You know the drill. You wash your face with your favorite cleanser, then reach for the towel that may or may not have been hanging on that rack for a few days. Put down the towel and stop right there!
Towels are one of the most innocent-looking bacteria-harvesters. Their abrasive nature makes the perfect home for bacteria to happily nestle in. Every time you dry your face with a towel, the bacteria collected from dead skin cells, dust, and residual grime (makeup, dirt, and oil that never fully got washed off) from the previous use is rubbed deep into the pores of your freshly cleansed skin, causing irritation and encouraging breakouts. On a more serious note, harmful bacteria like staphylococcus aureus (“staph”) can fruitfully breed in a towel, and can be transferred into the bloodstream through cuts and chaffed or broken skin. At times, staph can manifest itself in the form of folliculitis or cellulitis, two conditions that can deceitfully take on the look of acne.
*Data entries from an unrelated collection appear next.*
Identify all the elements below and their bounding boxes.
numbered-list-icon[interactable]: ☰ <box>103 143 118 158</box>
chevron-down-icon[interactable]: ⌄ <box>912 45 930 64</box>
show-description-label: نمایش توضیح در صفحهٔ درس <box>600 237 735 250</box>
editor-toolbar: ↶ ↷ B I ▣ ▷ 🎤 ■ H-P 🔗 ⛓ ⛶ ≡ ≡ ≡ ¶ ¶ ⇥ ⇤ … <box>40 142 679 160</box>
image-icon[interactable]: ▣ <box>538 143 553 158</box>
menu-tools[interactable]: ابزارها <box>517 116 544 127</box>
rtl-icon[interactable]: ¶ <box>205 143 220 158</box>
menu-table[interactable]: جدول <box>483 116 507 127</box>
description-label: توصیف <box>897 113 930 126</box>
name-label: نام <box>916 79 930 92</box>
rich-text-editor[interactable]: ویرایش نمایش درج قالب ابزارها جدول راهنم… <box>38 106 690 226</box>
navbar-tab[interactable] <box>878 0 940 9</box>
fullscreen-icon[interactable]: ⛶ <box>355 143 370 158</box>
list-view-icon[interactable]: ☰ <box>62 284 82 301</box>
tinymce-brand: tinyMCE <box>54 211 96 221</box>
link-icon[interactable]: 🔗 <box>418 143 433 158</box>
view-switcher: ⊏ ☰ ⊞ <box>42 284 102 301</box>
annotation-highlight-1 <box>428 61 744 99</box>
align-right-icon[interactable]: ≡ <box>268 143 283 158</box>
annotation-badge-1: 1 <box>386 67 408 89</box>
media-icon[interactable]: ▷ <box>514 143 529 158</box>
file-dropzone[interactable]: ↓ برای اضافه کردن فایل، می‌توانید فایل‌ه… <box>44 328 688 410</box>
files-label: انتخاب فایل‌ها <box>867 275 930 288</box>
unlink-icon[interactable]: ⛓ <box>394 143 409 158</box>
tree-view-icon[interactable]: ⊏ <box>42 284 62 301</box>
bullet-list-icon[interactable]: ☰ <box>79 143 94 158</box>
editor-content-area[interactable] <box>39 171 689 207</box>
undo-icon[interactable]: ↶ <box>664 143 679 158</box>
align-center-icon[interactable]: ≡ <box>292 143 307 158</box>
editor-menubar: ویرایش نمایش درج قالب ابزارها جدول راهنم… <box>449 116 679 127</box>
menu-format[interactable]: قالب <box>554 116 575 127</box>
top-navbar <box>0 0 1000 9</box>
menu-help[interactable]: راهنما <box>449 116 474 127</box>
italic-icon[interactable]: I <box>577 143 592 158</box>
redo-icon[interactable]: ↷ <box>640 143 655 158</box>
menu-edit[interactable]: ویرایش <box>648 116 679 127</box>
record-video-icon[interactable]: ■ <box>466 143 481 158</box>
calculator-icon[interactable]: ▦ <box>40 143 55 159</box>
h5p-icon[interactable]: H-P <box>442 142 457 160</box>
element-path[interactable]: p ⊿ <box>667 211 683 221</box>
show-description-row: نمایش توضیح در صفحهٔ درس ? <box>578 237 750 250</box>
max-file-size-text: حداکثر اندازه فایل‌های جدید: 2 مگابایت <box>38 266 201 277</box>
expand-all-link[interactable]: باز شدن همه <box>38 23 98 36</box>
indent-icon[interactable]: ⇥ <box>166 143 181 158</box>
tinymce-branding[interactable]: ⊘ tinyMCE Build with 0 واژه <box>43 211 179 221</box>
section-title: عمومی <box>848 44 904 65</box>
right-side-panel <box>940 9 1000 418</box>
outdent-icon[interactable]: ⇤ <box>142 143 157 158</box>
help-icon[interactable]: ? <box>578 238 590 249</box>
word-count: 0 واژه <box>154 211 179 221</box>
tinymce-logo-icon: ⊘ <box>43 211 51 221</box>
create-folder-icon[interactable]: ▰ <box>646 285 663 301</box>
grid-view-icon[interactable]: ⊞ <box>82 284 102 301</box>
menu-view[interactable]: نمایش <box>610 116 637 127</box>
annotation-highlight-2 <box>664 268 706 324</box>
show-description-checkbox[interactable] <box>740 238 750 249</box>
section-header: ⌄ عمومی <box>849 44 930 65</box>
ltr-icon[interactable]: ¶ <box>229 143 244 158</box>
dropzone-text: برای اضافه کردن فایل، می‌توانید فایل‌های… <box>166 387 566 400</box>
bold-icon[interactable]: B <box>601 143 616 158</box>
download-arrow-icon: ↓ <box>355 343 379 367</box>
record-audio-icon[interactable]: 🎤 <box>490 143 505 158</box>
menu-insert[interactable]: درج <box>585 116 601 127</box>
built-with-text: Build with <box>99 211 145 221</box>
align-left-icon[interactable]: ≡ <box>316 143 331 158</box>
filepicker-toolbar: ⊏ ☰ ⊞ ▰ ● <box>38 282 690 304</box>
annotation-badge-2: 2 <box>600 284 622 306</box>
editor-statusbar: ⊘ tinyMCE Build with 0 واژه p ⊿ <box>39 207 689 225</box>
So, what’s a more sanitary option for drying your face?
Instead of using a towel, use toilet paper. Toilet paper is sanitary, soft to the touch, and disposable, which works as an effective drying agent and ensures each use will be free from such harvested bacteria. When I first started washing my face as a little girl, I suffered from pretty bad breakouts, and couldn’t seem to figure out why, as I was religious about washing my face twice a day and applying acne products to my breakouts, with no luck. It wasn’t until I took a close look at my towel and discovered it was soiled and damp (where bacteria thrive!) that I started using toilet paper to dry my face. Once I tossed the towel, my breakouts slowly started to disappear, and the redness on my face subsided. I then got my brother and friends to try this as well (just to make sure I wasn’t crazy), and they too all noticed a huge difference in their amount of breakouts.
It’s time to throw in the towel and make the switch. As simple as it sounds, drying your face with good-ol’ toilet paper could be the difference between persistent acne and consistently clear skin.